To my surprise I started liking what I was doing; I was really a consultant to all these big ‘Volunteer driven’ organisation helping them design better strategy. This role was explored by me in the past but this time it was different. It gave me satisfaction and it didn’t bore me. It added value to my experience, streaks of working with different causes, different needs, limited resources and different professionals. Professionals who came with vast experience of volunteer management and from different background- all working towards one common goal of creating difference in the Society through volunteers. The thought was enough to give me Goosebumps!!
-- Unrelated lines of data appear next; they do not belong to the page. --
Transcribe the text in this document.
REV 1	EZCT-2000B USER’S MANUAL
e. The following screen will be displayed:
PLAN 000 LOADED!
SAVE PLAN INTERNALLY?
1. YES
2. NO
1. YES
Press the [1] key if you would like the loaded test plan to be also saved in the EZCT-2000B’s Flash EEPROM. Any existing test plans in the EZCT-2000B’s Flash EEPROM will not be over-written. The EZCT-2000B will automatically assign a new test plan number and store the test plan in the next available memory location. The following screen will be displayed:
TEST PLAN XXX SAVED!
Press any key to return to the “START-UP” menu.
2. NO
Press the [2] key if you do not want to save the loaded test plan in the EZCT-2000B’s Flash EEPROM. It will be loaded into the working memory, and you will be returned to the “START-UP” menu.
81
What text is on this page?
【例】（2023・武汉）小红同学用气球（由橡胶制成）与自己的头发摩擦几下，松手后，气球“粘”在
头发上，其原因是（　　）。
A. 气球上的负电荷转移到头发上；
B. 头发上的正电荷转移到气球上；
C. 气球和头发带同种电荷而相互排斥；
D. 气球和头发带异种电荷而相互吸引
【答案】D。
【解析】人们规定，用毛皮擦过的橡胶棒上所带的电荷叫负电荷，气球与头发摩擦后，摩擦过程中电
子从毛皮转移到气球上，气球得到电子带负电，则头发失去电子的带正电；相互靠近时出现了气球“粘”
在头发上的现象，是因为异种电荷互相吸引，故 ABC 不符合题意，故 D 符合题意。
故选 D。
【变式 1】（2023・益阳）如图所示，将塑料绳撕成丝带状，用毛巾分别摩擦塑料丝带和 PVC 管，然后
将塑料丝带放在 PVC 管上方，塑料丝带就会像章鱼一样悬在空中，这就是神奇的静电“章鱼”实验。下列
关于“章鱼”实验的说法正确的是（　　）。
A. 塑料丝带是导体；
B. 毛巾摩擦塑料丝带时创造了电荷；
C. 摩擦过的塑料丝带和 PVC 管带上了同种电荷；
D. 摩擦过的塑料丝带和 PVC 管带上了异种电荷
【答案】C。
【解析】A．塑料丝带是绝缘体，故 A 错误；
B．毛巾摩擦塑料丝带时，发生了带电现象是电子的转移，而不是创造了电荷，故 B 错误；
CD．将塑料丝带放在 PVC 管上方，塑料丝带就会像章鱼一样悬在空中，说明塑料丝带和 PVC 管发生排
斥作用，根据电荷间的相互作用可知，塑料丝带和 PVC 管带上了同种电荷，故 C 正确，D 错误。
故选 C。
The expectations from these participants put me to next set of objective- the objective of creating content to suit everyone’s expectations which were more or less similar- Volunteer recruitment, Volunteer Retention and Volunteer recognition. I carefully designed documents which will help participants select committed volunteers, define their roles suitably and mark their deliverables well, appraise them, promote them and eventually help them stay around for long.
I also tried incorporating different activities in the workshop which will facilitate peer-learning and maximise the impact of the training. The day of training was smooth and the flow was well received by the audience. They were participative, enthusiastic and eager to grasp as much as I was eager to give away. Once the training was complete, feedback towards the content, delivery and training material rewarded me enough to volunteer to take on more such projects.